The mayor was tasked with closing an $838 million deficit in the city’s 2020 budget. Restructuring and merging city departments, like data operations and neighborhood services, has closed more than 60 percent of the gap and saved about $538 million, Lightfoot said. The other half of the plan raises nearly $352 million through higher taxes on ride-hailing services, property transfers, restaurants, and debt restructuring.
While there are tax increases and millions in new revenue, the mayor emphasized that her administration’s choices were careful and forward-thinking.
“These new sources are rooted in progressive economic, financial, and social policy. They include reforming Chicago’s ‘real estate transfer tax’ which is a tax that applies to anyone selling or buying a home,” Lightfoot said. “This is exactly the kind of policy we want to be doing here. Policy that is fiscally sound, and also helps our communities grow.”
The real estate transfer tax will be based on the “progressive tax structure,” proposed in the budget plan. The city expects it to generate an additional $125.6 million in 2020.

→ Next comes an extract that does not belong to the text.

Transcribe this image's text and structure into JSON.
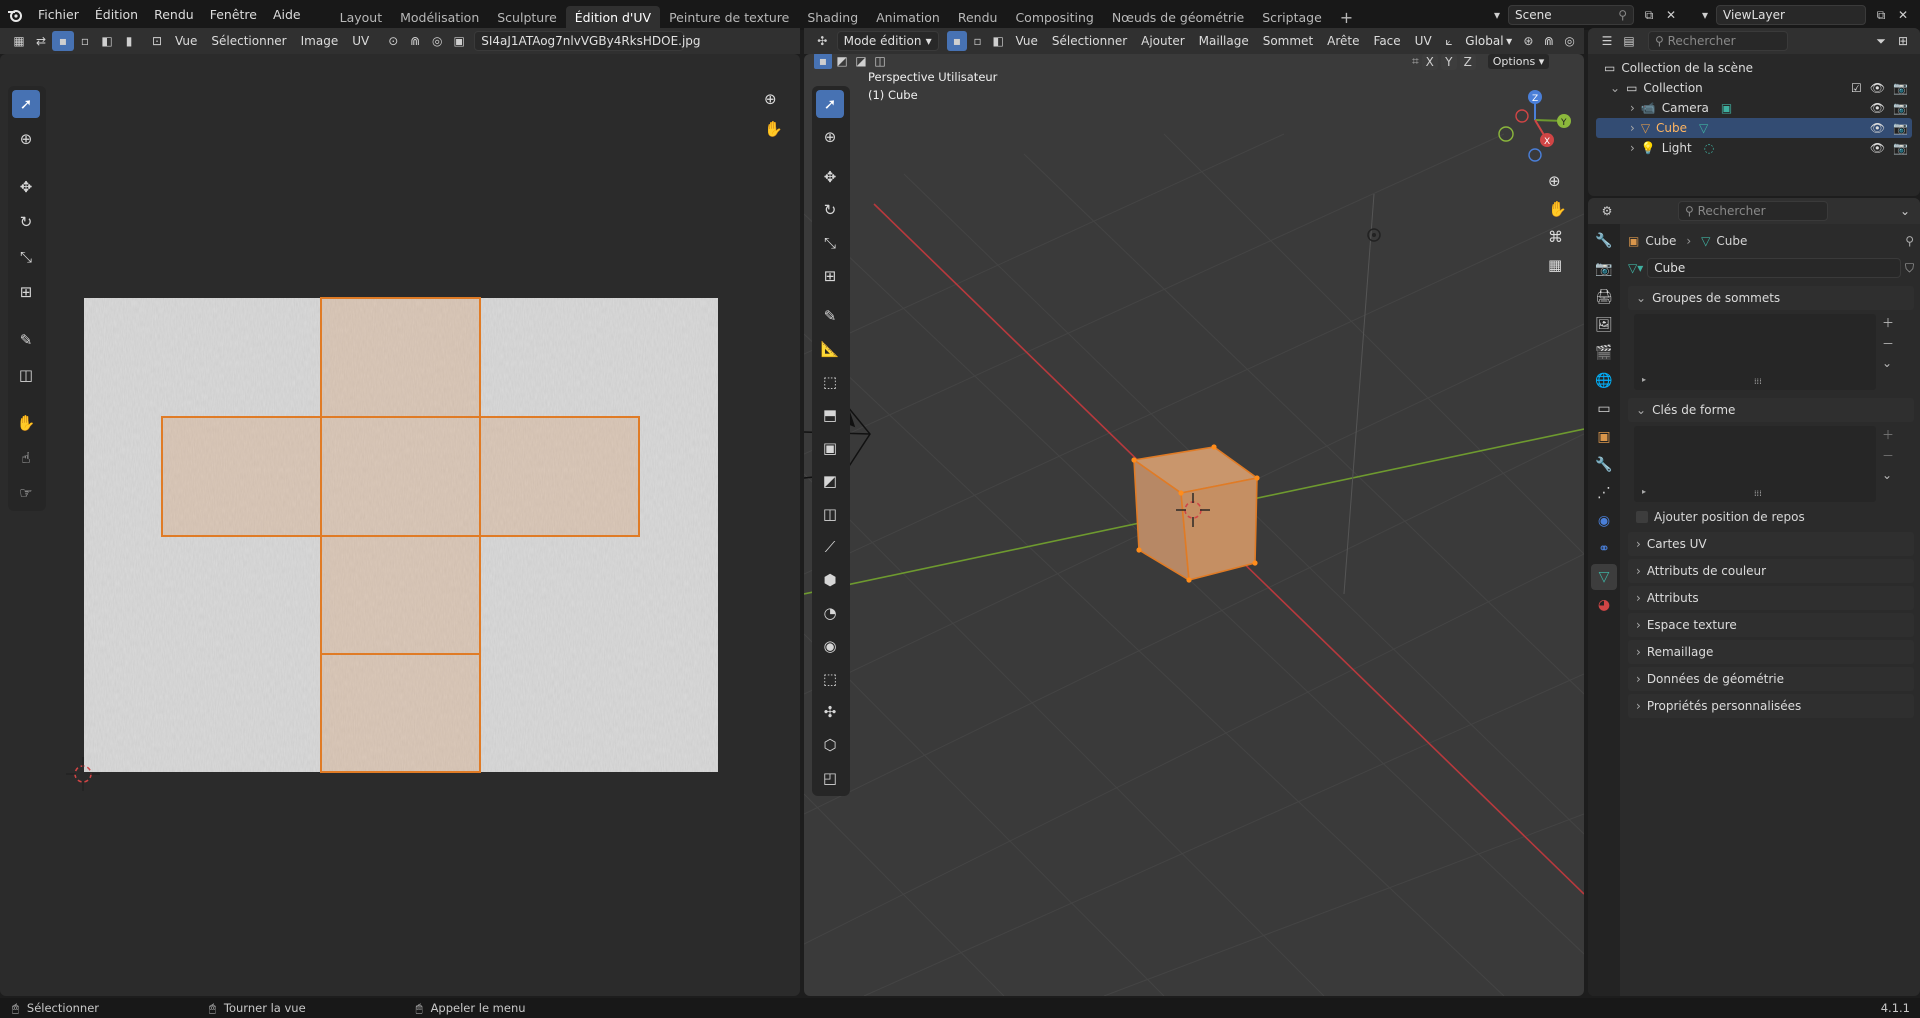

Affordable housing and resources for homelessness are also addressed in the budget. There will be a 36 percent increase in funding for homelessness prevention programs, more than $10 million for affordable housing, which includes 520 new units for low-income residents.
“And let me say this to the developer community, whether for profit or community-based, we need you to step up in partnership to help us meet this crisis head-on,” Lightfoot said.
There were a couple other tweaks that shifted funds and will provide more relief to vulnerable homeowners.
Chicago Public Libraries are partially funded by a portion of the city’s property tax levy—now CPL will get a larger share (an extra $8 million) so local branches can stay open seven days a week.
Lightfoot also introduced a new Utility Billing Relief program that she estimates about 20,000 low-income households will be eligible. The program will “cut water utility taxes, end the threat of water shut-offs, stop any referral to collection agencies,” and shift water bills to a monthly cycle instead of twice a year for all residents.